With Prime Minister Narendra Modi and Chinese President Xi Jinping set to exchange visits this year, the two nations are looking to upgrade their relationship and build a more robust architecture to manage ties which still remain complex, India’s outgoing envoy to China has said.

Ambassador Ashok Kantha, who will complete his assignment in Beijing and retire on January 7, said 2016 would be “very active”.

Xi will be in India for the BRICS Summit – his second visit in three years, unusual for a Chinese President – and Modi will visit China for the G20 meet in September, little over a year after his first visit.

Kantha said both the countries will step up engagement, having recognised the “need for dialogue of strategic character that’s informal and fairly open”.

National Security Adviser Ajit Doval will visit Beijing on January 5 and 6 for informal strategic consultations, and will hold meetings with Chinese State Councillor Yang Jiechi, who is also his counterpart as Special Representative on the boundary question, as well as Premier Li Keqiang.
Kantha, who will be succeeded by another Mandarin-speaking career diplomat – Vijay Gokhale, Ambassador to Germany – said both sides had in the past couple of years, under new governments, stabilised relations, and “upgraded our strategic template for engagement”.
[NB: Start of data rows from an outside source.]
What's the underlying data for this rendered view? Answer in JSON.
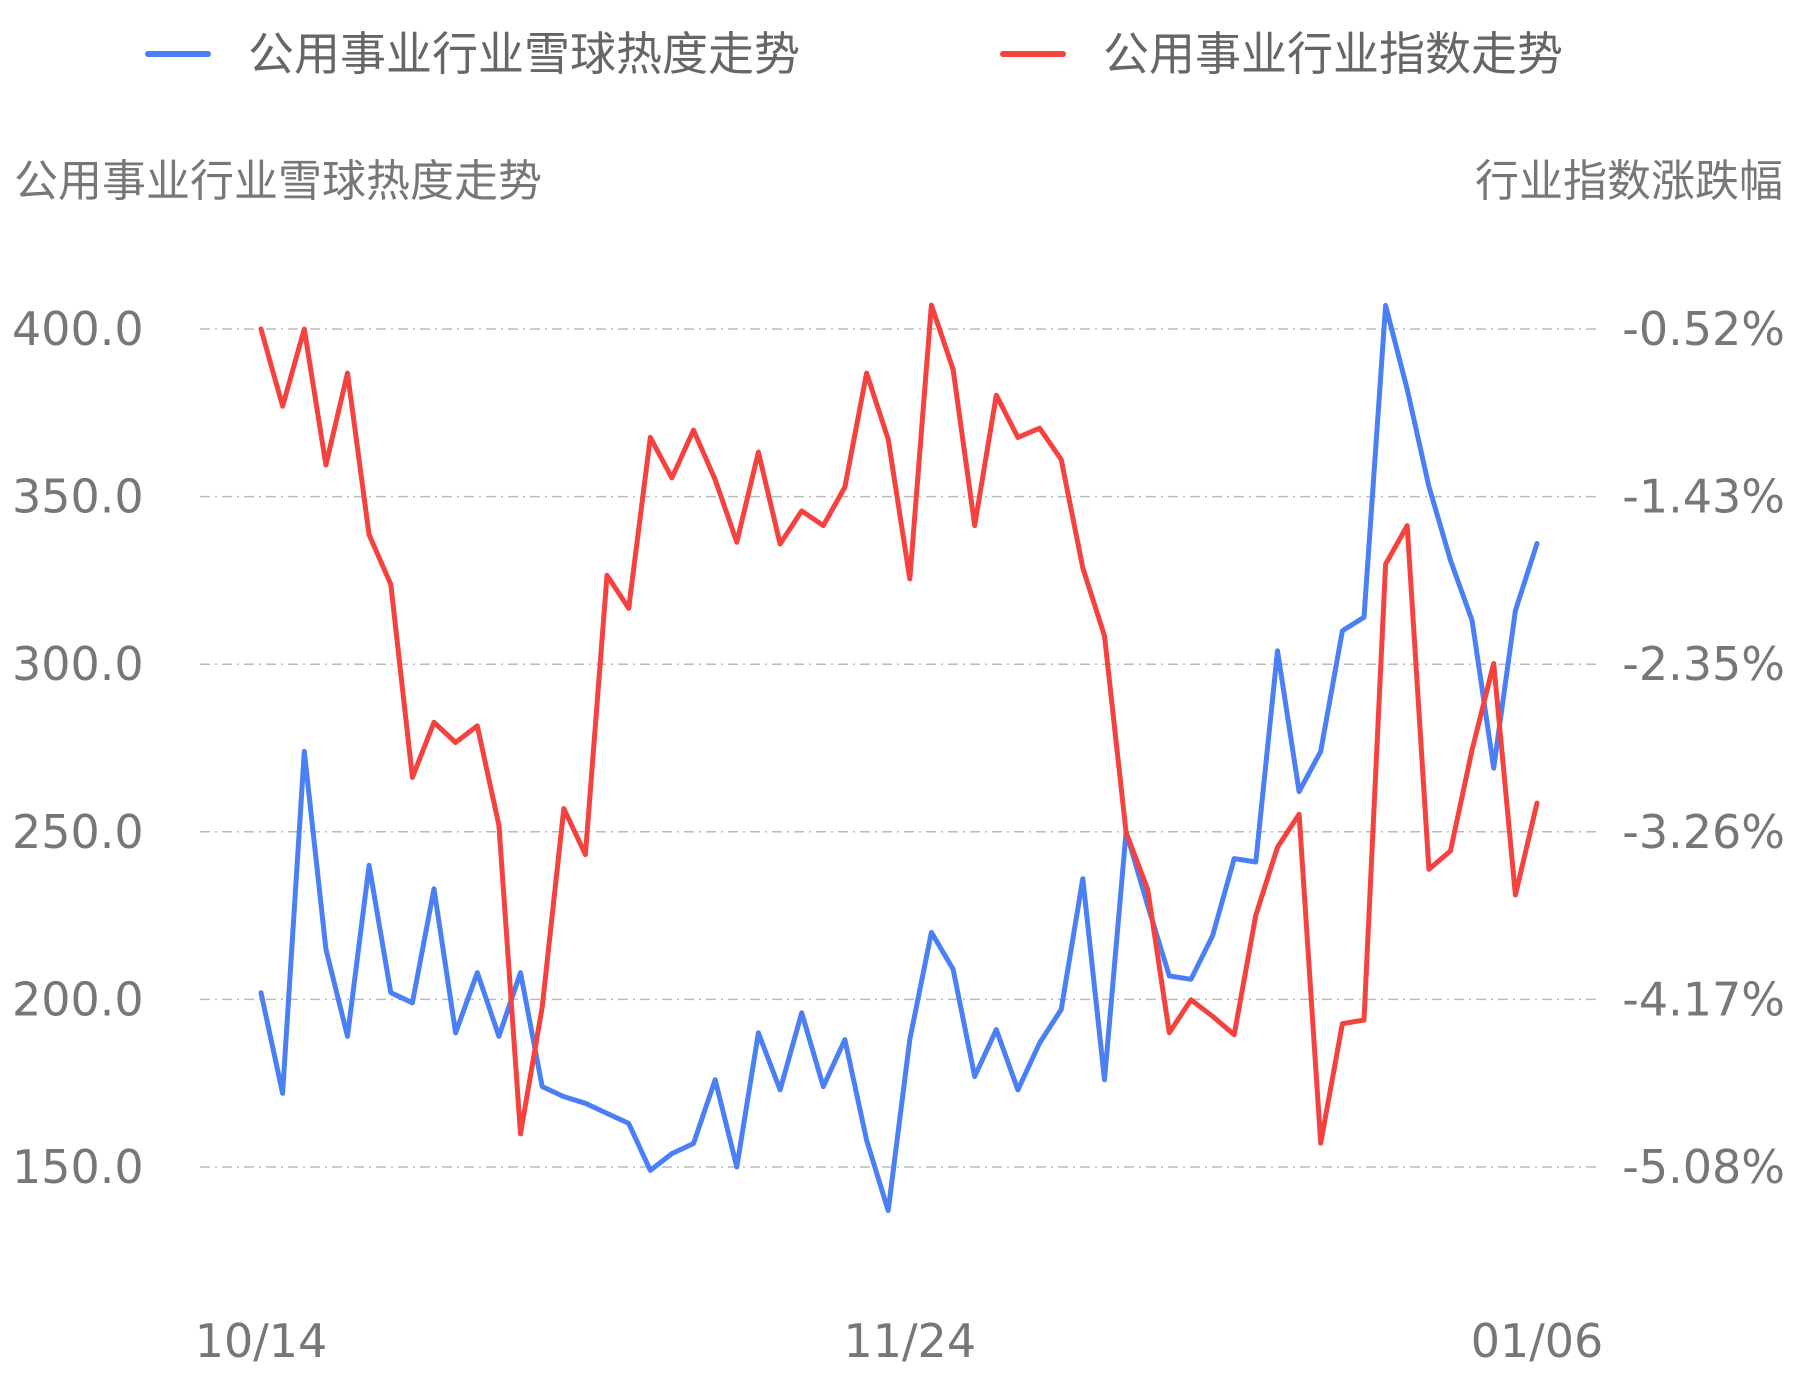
{
  "chart_data": {
    "type": "line",
    "legend_position": "top",
    "grid": true,
    "left_axis_title": "公用事业行业雪球热度走势",
    "right_axis_title": "行业指数涨跌幅",
    "x_tick_labels": [
      "10/14",
      "11/24",
      "01/06"
    ],
    "y_left_ticks": [
      "400.0",
      "350.0",
      "300.0",
      "250.0",
      "200.0",
      "150.0"
    ],
    "y_right_ticks": [
      "-0.52%",
      "-1.43%",
      "-2.35%",
      "-3.26%",
      "-4.17%",
      "-5.08%"
    ],
    "y_left_range": [
      150,
      400
    ],
    "y_right_range": [
      -5.08,
      -0.52
    ],
    "series": [
      {
        "name": "公用事业行业雪球热度走势",
        "axis": "left",
        "color": "#4a7ff5",
        "values": [
          202,
          172,
          274,
          215,
          189,
          240,
          202,
          199,
          233,
          190,
          208,
          189,
          208,
          174,
          171,
          169,
          166,
          163,
          149,
          154,
          157,
          176,
          150,
          190,
          173,
          196,
          174,
          188,
          158,
          137,
          188,
          220,
          209,
          177,
          191,
          173,
          187,
          197,
          236,
          176,
          250,
          228,
          207,
          206,
          219,
          242,
          241,
          304,
          262,
          274,
          310,
          314,
          407,
          382,
          353,
          331,
          313,
          269,
          316,
          336
        ]
      },
      {
        "name": "公用事业行业指数走势",
        "axis": "right",
        "color": "#f5423f",
        "values": [
          -0.52,
          -0.94,
          -0.52,
          -1.26,
          -0.76,
          -1.64,
          -1.91,
          -2.96,
          -2.66,
          -2.77,
          -2.68,
          -3.22,
          -4.9,
          -4.21,
          -3.13,
          -3.38,
          -1.86,
          -2.04,
          -1.11,
          -1.33,
          -1.07,
          -1.34,
          -1.68,
          -1.19,
          -1.69,
          -1.51,
          -1.59,
          -1.38,
          -0.76,
          -1.12,
          -1.88,
          -0.39,
          -0.74,
          -1.59,
          -0.88,
          -1.11,
          -1.06,
          -1.23,
          -1.82,
          -2.19,
          -3.26,
          -3.57,
          -4.35,
          -4.17,
          -4.26,
          -4.36,
          -3.71,
          -3.34,
          -3.16,
          -4.95,
          -4.3,
          -4.28,
          -1.8,
          -1.59,
          -3.46,
          -3.36,
          -2.81,
          -2.34,
          -3.6,
          -3.1
        ]
      }
    ]
  }
}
This was underscored in two key understandings reached during Xi’s visit to India in September 2014 and Modi’s May 2015 visit to China, when the two nations agreed to take forward “a closer developmental partnership”, including a bigger role for Chinese investment in India, and to “manage their simultaneous re-emergence in a mutually supportive manner keeping in mind each other’s interests and concerns”.

At the same time, the relationship was still “complex”, Kantha said.

“Regarding the boundary question, the good news is we have been rather successful in maintaining peace and tranquility in the border areas,” he said.